Further, NYSEG's position that disclosure regarding the subject investigation is permitted under the limitations outlined in CPLR 3101 [d] [1] appears to be inconsistent with its claim that the disclosure requested herein is precluded by the public interest privilege. Also, to the extent that NYSEG relies upon Cirale v.80 Pine Street Corp. as being directly on point and determinative of the plaintiffs' motion, such reliance is misplaced, since the requested disclosure in Cirale was denied because it was sought against a non-party and the plaintiff therein failed to allege special circumstances under CPLR 3101 [a] [4].
Lastly, to the extent that NYSEG seeks to oppose disclosure on the basis that the material sought is protected by the attorney client privilege, the Court notes that NYSEG has not identified any specific basis for such protection. Moreover, the attorney work product exception under CPLR 3101 [c] does not afforded protection where the material is prepared by a third person, (Salzer ex rel. Salzer v. Farm Family Life Insurance Co., 280 AD2d 844), and said privilege cannot be used as a shield to avoid disclosure of information that is not related to the rendition of legal advice. (Rossi v, Blue Cross and Blue Shield, 73 NY2d 588).
Accordingly, for the reasons set forth above, it is
ORDERED, that the plaintiffs' motion to compel disclosure is granted and the defendant NYSEG is hereby directed to produce the documents requested by the plaintiffs' counsel during Mr.

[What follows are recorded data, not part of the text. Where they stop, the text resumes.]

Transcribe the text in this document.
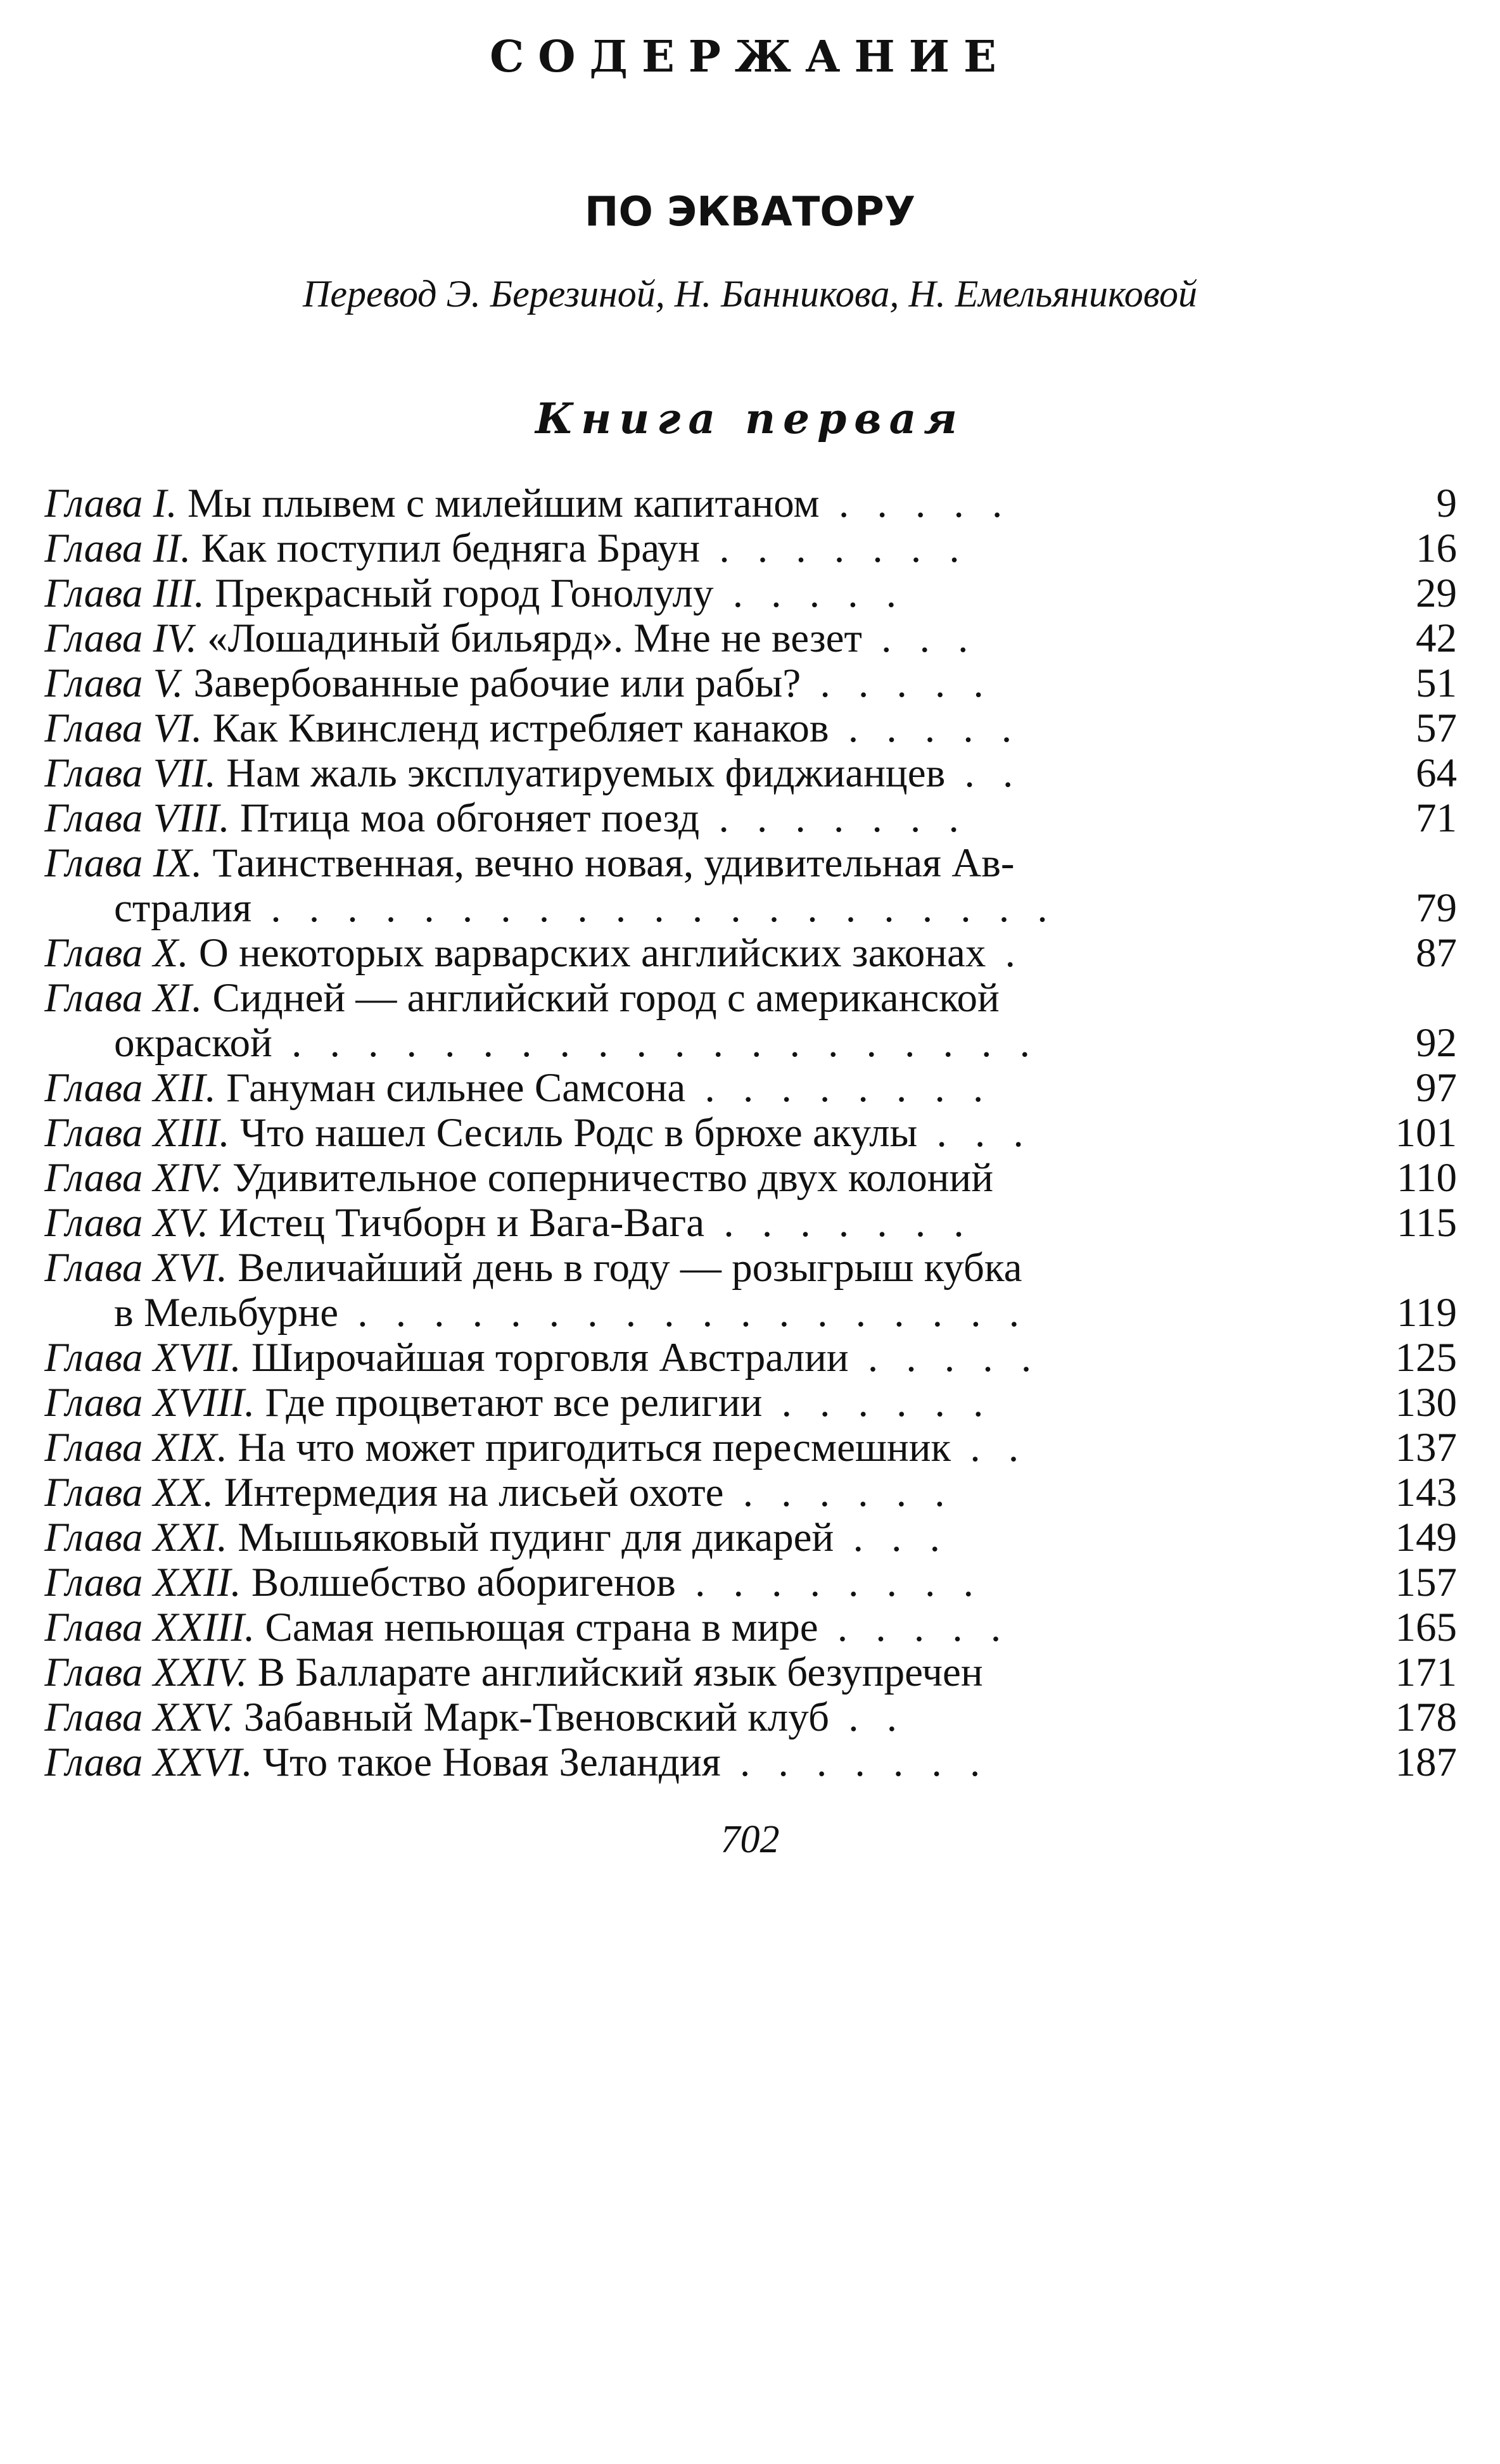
СОДЕРЖАНИЕ
ПО ЭКВАТОРУ
Перевод Э. Березиной, Н. Банникова, Н. Емельяниковой
Книга первая
Глава I. Мы плывем с милейшим капитаном . . . . .	9
Глава II. Как поступил бедняга Браун . . . . . . .	16
Глава III. Прекрасный город Гонолулу . . . . .	29
Глава IV. «Лошадиный бильярд». Мне не везет . . .	42
Глава V. Завербованные рабочие или рабы? . . . . .	51
Глава VI. Как Квинсленд истребляет канаков . . . . .	57
Глава VII. Нам жаль эксплуатируемых фиджианцев . .	64
Глава VIII. Птица моа обгоняет поезд . . . . . . .	71
Глава IX. Таинственная, вечно новая, удивительная Ав-
стралия . . . . . . . . . . . . . . . . . . . . .	79
Глава X. О некоторых варварских английских законах .	87
Глава XI. Сидней — английский город с американской
окраской . . . . . . . . . . . . . . . . . . . .	92
Глава XII. Ганумaн сильнее Самсона . . . . . . . .	97
Глава XIII. Что нашел Сесиль Родс в брюхе акулы . . .	101
Глава XIV. Удивительное соперничество двух колоний	110
Глава XV. Истец Тичборн и Вага-Вага . . . . . . .	115
Глава XVI. Величайший день в году — розыгрыш кубка
в Мельбурне . . . . . . . . . . . . . . . . . .	119
Глава XVII. Широчайшая торговля Австралии . . . . .	125
Глава XVIII. Где процветают все религии . . . . . .	130
Глава XIX. На что может пригодиться пересмешник . .	137
Глава XX. Интермедия на лисьей охоте . . . . . .	143
Глава XXI. Мышьяковый пудинг для дикарей . . .	149
Глава XXII. Волшебство аборигенов . . . . . . . .	157
Глава XXIII. Самая непьющая страна в мире . . . . .	165
Глава XXIV. В Балларате английский язык безупречен	171
Глава XXV. Забавный Марк-Твеновский клуб . .	178
Глава XXVI. Что такое Новая Зеландия . . . . . . .	187
702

Eastman's deposition on August 28, 2008. Such production shall include, but shall not necessarily be limited to the reports and/or statements of the contractors or experts that were referred to or described in Attorney Whritenour's letter to Attorney Curran dated September 8, 2008, and it is further
ORDERED, that NYSEG employee, Michael Eastman, is hereby directed to answer, at a subsequent deposition, those questions that he was directed not to answer by NYSEG's counsel at the first deposition of Mr. Eastman conducted on August 28, 2008.
This shall constitute the Decision and Order of the Court. No costs are awarded on the motion.